I spent this primary season personally knocking on 2,000 doors across the city. I saw people that never worked on a campaign before asking what they could do, former die hard supporters of his opponent calling to help or asking for lawn signs, and when we ran out of signs residents made their own.

This past Thursday, on primary day, there were people Choolokian himself had never met calling or coming by wanting to help. Many of them spending the entire day and night working for a cause and a person they could believe in. 

As we stood outside the polls waiving signs and greeting voters, elderly ladies and lifelong party line Democrats would give us a thumbs up or a wink and nod when seeing us. Even neighbors and longtime family friends of the opponent would stop to tell us their story and express their support. It was clear this was a city ready for a change.

As the votes were totaled that Thursday night, it became clear just how close this was going to be. As the tension rose and the terrain of the uphill battle became clear, the most positive person in the jammed packed building was the one that had the most at stake. Choolokian himself was the most positive and optimistic of all of us.

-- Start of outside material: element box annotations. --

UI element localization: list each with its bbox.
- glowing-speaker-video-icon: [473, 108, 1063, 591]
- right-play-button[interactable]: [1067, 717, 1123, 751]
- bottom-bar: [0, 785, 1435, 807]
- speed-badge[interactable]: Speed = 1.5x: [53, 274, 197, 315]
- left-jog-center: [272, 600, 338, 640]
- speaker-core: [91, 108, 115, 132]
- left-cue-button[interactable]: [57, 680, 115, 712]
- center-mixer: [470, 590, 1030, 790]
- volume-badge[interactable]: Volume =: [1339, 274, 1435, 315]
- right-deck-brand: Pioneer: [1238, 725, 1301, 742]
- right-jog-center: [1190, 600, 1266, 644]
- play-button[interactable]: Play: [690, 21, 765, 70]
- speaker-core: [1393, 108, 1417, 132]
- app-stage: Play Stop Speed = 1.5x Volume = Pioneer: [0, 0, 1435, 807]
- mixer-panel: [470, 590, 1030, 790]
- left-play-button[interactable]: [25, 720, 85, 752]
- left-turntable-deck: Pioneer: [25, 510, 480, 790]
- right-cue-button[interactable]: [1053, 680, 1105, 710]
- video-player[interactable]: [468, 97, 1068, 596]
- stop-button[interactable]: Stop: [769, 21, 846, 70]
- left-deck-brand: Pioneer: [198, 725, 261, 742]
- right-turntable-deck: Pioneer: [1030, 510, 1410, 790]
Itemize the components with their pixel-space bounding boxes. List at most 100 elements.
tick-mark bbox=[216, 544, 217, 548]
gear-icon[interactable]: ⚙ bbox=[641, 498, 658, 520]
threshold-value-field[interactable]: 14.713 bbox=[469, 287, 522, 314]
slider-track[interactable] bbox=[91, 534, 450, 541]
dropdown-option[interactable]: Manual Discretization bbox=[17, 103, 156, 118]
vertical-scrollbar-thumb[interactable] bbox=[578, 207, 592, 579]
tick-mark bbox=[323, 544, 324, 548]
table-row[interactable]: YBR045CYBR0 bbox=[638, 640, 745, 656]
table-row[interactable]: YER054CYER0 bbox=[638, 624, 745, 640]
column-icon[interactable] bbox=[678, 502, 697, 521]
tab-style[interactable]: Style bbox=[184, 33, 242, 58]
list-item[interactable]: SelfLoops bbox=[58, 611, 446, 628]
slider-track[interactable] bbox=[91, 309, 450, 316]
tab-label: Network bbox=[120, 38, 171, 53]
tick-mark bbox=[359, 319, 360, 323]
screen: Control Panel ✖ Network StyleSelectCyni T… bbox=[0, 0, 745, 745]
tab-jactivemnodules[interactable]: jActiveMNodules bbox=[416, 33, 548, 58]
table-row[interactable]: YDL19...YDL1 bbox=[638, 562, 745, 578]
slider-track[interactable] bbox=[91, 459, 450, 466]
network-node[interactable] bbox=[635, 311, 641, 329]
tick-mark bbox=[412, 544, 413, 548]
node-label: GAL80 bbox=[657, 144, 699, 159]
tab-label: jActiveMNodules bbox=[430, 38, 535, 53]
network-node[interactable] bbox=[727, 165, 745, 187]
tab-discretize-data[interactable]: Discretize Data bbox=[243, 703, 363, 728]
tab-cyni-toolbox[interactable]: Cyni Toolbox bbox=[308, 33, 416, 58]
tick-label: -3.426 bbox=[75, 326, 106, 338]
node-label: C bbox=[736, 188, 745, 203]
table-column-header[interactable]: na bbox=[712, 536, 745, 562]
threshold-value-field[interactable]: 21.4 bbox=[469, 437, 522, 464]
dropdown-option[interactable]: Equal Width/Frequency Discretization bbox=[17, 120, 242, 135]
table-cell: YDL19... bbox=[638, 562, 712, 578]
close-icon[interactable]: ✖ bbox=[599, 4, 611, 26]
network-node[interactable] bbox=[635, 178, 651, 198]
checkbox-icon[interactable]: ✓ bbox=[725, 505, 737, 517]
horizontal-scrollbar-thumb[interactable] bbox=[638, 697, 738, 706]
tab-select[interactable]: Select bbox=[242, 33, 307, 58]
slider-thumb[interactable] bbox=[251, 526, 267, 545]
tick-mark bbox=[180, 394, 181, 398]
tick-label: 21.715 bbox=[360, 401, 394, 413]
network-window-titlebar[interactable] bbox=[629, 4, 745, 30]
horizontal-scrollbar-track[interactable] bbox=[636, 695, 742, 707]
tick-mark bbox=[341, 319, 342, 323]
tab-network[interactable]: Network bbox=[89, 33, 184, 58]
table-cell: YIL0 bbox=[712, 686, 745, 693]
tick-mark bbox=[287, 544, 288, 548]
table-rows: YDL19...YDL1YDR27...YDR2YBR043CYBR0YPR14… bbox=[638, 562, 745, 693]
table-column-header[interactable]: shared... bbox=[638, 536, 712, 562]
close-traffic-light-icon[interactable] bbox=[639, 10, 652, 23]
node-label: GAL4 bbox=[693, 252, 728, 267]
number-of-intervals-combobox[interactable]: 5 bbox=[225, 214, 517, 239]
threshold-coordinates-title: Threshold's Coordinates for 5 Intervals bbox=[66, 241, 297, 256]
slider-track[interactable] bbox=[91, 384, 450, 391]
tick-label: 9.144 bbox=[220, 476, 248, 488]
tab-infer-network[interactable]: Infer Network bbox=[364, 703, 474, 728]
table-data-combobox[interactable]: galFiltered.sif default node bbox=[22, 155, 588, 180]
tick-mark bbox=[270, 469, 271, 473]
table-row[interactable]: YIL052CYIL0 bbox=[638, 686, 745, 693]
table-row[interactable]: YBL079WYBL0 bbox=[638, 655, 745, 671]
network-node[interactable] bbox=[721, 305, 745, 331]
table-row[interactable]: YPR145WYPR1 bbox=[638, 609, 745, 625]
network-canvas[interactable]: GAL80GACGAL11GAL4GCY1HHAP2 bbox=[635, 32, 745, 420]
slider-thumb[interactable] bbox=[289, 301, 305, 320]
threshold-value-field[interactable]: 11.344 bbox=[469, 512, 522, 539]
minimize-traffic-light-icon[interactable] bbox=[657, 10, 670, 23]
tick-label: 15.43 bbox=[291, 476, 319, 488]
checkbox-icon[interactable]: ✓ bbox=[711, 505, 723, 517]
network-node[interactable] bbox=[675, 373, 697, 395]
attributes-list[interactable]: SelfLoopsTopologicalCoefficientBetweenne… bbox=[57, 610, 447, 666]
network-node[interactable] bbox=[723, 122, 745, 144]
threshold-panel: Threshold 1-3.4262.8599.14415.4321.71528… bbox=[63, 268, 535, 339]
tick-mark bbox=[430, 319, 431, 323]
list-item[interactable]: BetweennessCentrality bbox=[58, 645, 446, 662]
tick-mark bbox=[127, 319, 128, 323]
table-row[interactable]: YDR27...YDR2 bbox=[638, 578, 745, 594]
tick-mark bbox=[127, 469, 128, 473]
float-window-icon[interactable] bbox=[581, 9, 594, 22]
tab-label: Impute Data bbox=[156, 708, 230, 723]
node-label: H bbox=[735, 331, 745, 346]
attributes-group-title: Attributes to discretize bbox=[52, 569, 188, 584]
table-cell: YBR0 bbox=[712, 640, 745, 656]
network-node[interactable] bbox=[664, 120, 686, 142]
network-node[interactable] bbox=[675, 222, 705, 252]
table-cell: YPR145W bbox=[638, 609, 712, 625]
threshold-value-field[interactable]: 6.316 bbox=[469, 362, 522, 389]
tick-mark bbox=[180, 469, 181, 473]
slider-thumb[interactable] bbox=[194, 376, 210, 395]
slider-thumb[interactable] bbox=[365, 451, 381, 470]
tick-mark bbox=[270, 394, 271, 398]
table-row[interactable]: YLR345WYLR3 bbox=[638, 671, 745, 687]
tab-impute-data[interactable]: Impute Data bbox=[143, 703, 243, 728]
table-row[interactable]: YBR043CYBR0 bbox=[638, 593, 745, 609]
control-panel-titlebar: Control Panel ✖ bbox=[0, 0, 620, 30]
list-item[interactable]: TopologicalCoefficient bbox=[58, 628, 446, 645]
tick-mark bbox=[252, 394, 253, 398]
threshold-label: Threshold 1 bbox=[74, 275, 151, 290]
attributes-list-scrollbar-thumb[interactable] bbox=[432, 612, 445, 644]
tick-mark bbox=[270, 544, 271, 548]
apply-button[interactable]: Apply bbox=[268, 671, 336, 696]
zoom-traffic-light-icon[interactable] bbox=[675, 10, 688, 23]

Down by just 73 votes out of over 4,100 cast and with possibly 200 absentee and affidavit ballots still to be counted Choolokian still thinks he is in this fight.

Even now as I sit here writing this, the message I receive from him says “Let’s win this!” 

Like him or not, it is about the resurrection of the city he loves for his family, and mine, and yours too. As crazy as it sounds, with him it is not about jobs for this friend or that one and it really isn’t about personal gain.

You see, I think a fight is exactly what he was looking for from the beginning.

 In his 1997 "Think Different" campaign, Apple Computers founder Steve Jobs said “The people who are crazy enough to think they can change the world, are the ones that do.”  I don’t think I’ll ever change the world, and I certainly cannot save it. But, because of people like Glenn Choolokian, I know that we can save this city.